I left the flat and headed out for a meeting, and as we passed Gaddafi’s headquarters, in Bab Azzizzah, I saw soldiers standing outside, armed and ready to quell a revolt. The streets were gathering crowds of demonstrators heading towards the Presidential Palace in a pro government rally of support.

Over the next few days as tensions grew, we slowly began to feel a wide gulf between the East and West. I watched videos of protests in Benghazi turning violent, while the roads of Tripoli revealed thuggish looking men driving around, shouting slogans supporting Gadaffi. On the 17th a text message that circulated cell phones read: "From the Youth of Libya: beware not to cross the four red lines, but if you do, come see us on any street or square in our beloved country." Col Gadaffi’s son Saif al Islam defined the "Four Red Lines" a few years ago. They consist of: The Leader, National Unity, Territorial Integrity and Islam.

I did not want to leave Libya, but I had to; all my travel arrangements had been made in advance without my knowledge, while I had been taken away to my grandparents home where it was safer.
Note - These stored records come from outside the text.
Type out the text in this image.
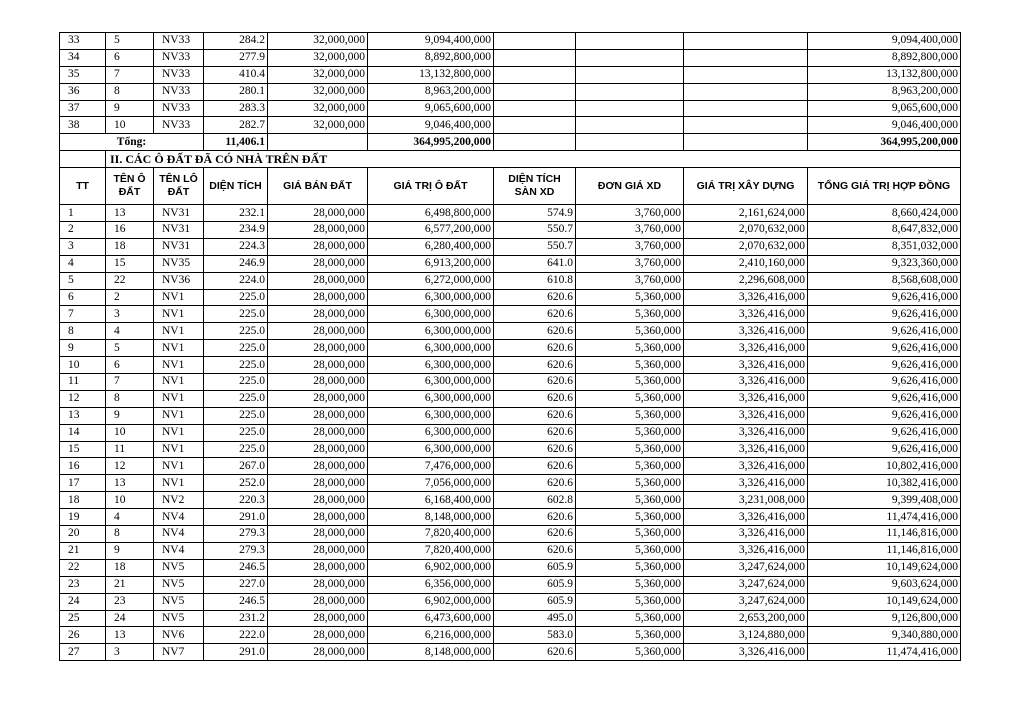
33	5	NV33	284.2	32,000,000	9,094,400,000				9,094,400,000
34	6	NV33	277.9	32,000,000	8,892,800,000				8,892,800,000
35	7	NV33	410.4	32,000,000	13,132,800,000				13,132,800,000
36	8	NV33	280.1	32,000,000	8,963,200,000				8,963,200,000
37	9	NV33	283.3	32,000,000	9,065,600,000				9,065,600,000
38	10	NV33	282.7	32,000,000	9,046,400,000				9,046,400,000
Tổng:			11,406.1		364,995,200,000				364,995,200,000
	II. CÁC Ô ĐẤT ĐÃ CÓ NHÀ TRÊN ĐẤT								
TT	TÊN Ô ĐẤT	TÊN LÔ ĐẤT	DIỆN TÍCH	GIÁ BÁN ĐẤT	GIÁ TRỊ Ô ĐẤT	DIỆN TÍCH SÀN XD	ĐƠN GIÁ XD	GIÁ TRỊ XÂY DỰNG	TỔNG GIÁ TRỊ HỢP ĐỒNG
1	13	NV31	232.1	28,000,000	6,498,800,000	574.9	3,760,000	2,161,624,000	8,660,424,000
2	16	NV31	234.9	28,000,000	6,577,200,000	550.7	3,760,000	2,070,632,000	8,647,832,000
3	18	NV31	224.3	28,000,000	6,280,400,000	550.7	3,760,000	2,070,632,000	8,351,032,000
4	15	NV35	246.9	28,000,000	6,913,200,000	641.0	3,760,000	2,410,160,000	9,323,360,000
5	22	NV36	224.0	28,000,000	6,272,000,000	610.8	3,760,000	2,296,608,000	8,568,608,000
6	2	NV1	225.0	28,000,000	6,300,000,000	620.6	5,360,000	3,326,416,000	9,626,416,000
7	3	NV1	225.0	28,000,000	6,300,000,000	620.6	5,360,000	3,326,416,000	9,626,416,000
8	4	NV1	225.0	28,000,000	6,300,000,000	620.6	5,360,000	3,326,416,000	9,626,416,000
9	5	NV1	225.0	28,000,000	6,300,000,000	620.6	5,360,000	3,326,416,000	9,626,416,000
10	6	NV1	225.0	28,000,000	6,300,000,000	620.6	5,360,000	3,326,416,000	9,626,416,000
11	7	NV1	225.0	28,000,000	6,300,000,000	620.6	5,360,000	3,326,416,000	9,626,416,000
12	8	NV1	225.0	28,000,000	6,300,000,000	620.6	5,360,000	3,326,416,000	9,626,416,000
13	9	NV1	225.0	28,000,000	6,300,000,000	620.6	5,360,000	3,326,416,000	9,626,416,000
14	10	NV1	225.0	28,000,000	6,300,000,000	620.6	5,360,000	3,326,416,000	9,626,416,000
15	11	NV1	225.0	28,000,000	6,300,000,000	620.6	5,360,000	3,326,416,000	9,626,416,000
16	12	NV1	267.0	28,000,000	7,476,000,000	620.6	5,360,000	3,326,416,000	10,802,416,000
17	13	NV1	252.0	28,000,000	7,056,000,000	620.6	5,360,000	3,326,416,000	10,382,416,000
18	10	NV2	220.3	28,000,000	6,168,400,000	602.8	5,360,000	3,231,008,000	9,399,408,000
19	4	NV4	291.0	28,000,000	8,148,000,000	620.6	5,360,000	3,326,416,000	11,474,416,000
20	8	NV4	279.3	28,000,000	7,820,400,000	620.6	5,360,000	3,326,416,000	11,146,816,000
21	9	NV4	279.3	28,000,000	7,820,400,000	620.6	5,360,000	3,326,416,000	11,146,816,000
22	18	NV5	246.5	28,000,000	6,902,000,000	605.9	5,360,000	3,247,624,000	10,149,624,000
23	21	NV5	227.0	28,000,000	6,356,000,000	605.9	5,360,000	3,247,624,000	9,603,624,000
24	23	NV5	246.5	28,000,000	6,902,000,000	605.9	5,360,000	3,247,624,000	10,149,624,000
25	24	NV5	231.2	28,000,000	6,473,600,000	495.0	5,360,000	2,653,200,000	9,126,800,000
26	13	NV6	222.0	28,000,000	6,216,000,000	583.0	5,360,000	3,124,880,000	9,340,880,000
27	3	NV7	291.0	28,000,000	8,148,000,000	620.6	5,360,000	3,326,416,000	11,474,416,000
I came here literally bearing just the clothes on my back. All those who remained I consider heroes. From Mohamed Nabbous, a murdered journalist that spoke out, to Iman Al-Obeidi who was raped by 15 of Gaddafi’s hoods. Even my grandmother heads out every day to make her voice heard. The regime has destroyed her home of 30 years and taken too many of her loved ones.

Now, in Vienna all I can do is protest. But it is not enough. I feel like a traitor.

How could I leave my own family and friends to suffer in a land where most of my fellow countrymen see the leader as a deranged tyrant? I ask my family in Libya to stay at home, they reply: "Why, are we better than the others?"

Around 200-300 people attended the protest on Stephansplatz on Feb. 25.

"There is no God but Allah, and Gaddafi is the enemy of Allah," the crowd chanted. The Libyan Embassy here has defaulted. During the protest they stated: "We no longer serve the government of Gaddafi, we serve the Libyan People".

It was mostly young people, but not only; whole families of Libyans, Egyptians and others showed up. As we stood in the bitter cold, we held the old monarchical flag as a show of support for our fellow countrymen who have been putting their lives at risk for the past 45 days in the name of freedom.